Le settimane sono passate, le scuole si sono aperte e io ho provato per una settimana a viaggiare con due bambini, che dormivano non solo lungo le tratte ma anche a scuola; Il Coi di Giulianova mi disse che se non volevo viaggiare, potevo far viaggiare solo i miei figli, tanto sugli autobus , che avevano predisposto, c’era il personale addetto, e che dovevo aver pazienza , c’era un’emergenza e tutti dovevamo fare la nostra parte, in fondo si trattava di pochi mesi, entro Natale saremmo rientrati tutti a L’Aquila.
L’imbroglio, non era finito, continuava; come avrei potuto far viaggiare due bambini di 6 e 9 anni con gli autobus?

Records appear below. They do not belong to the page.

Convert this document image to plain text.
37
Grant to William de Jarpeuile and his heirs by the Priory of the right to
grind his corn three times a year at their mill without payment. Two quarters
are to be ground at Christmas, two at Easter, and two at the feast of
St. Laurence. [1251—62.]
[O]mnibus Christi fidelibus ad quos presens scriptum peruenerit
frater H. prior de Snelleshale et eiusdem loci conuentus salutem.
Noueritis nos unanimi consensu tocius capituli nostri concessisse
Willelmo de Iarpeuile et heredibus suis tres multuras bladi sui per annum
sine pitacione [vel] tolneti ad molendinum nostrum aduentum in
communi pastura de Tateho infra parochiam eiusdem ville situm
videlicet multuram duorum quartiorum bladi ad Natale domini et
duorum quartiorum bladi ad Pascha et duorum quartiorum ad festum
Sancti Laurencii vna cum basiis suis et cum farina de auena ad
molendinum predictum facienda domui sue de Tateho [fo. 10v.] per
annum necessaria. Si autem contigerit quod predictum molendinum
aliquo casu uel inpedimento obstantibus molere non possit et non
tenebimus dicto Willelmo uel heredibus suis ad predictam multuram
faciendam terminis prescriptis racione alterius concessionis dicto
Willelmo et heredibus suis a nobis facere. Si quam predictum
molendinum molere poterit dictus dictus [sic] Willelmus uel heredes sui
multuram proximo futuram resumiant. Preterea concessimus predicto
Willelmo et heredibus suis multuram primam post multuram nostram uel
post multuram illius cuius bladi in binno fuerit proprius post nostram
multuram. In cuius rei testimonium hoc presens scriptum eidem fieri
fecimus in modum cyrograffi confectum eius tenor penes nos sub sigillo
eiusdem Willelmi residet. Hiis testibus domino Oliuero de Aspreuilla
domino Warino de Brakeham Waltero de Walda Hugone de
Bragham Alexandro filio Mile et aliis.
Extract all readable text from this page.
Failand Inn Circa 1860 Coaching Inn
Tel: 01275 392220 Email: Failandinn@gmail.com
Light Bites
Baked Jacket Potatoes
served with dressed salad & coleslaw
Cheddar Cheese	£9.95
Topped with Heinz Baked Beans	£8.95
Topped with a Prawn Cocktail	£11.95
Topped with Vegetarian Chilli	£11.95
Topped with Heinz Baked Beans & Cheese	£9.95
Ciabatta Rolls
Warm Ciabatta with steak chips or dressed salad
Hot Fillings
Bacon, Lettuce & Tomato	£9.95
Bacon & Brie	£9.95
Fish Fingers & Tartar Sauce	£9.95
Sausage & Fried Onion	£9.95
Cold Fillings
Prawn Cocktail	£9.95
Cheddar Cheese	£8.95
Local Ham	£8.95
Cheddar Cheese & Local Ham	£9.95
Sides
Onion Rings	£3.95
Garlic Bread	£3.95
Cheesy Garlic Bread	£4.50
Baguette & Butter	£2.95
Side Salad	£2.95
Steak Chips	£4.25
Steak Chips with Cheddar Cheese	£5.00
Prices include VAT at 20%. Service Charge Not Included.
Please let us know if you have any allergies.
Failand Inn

La Protezione Civile aveva organizzato tutto, li accompagnavano alla Guardia di Finanza, poi dovevano prendere un altro pulmino per accompagnarli a Pianola. E per mangiare? Panini ! forniti rigorosamente dagli alberghi. Uscivano alle 6 di mattina e rientravano alle 15 del pomeriggio. Nelle grandi città come fanno ?
Ma noi non viviamo in una grande città, abbiamo scelto di vivere a l’Aquila.
Avevano alzato un muro,di silenzi e omertà e costrizioni, non si poteva chiede chiarimenti ( non c’erano risposte se non evasive) , nessuno ha cercato di trovare una soluzione, era così e basta, tutti eravamo considerati allo stesso modo. Qualcuno ha scritto, in quei giorni, che si parlava di “deportazione” in massa sulla costa, forse usare questo termine era un po’ pesante, ma riassumeva benissimo la situazione che stavamo vivendo.
Sono stata costretta, per il bene dei miei figli, a scriverli a scuola ad Alba Adriatica, a metà ottobre.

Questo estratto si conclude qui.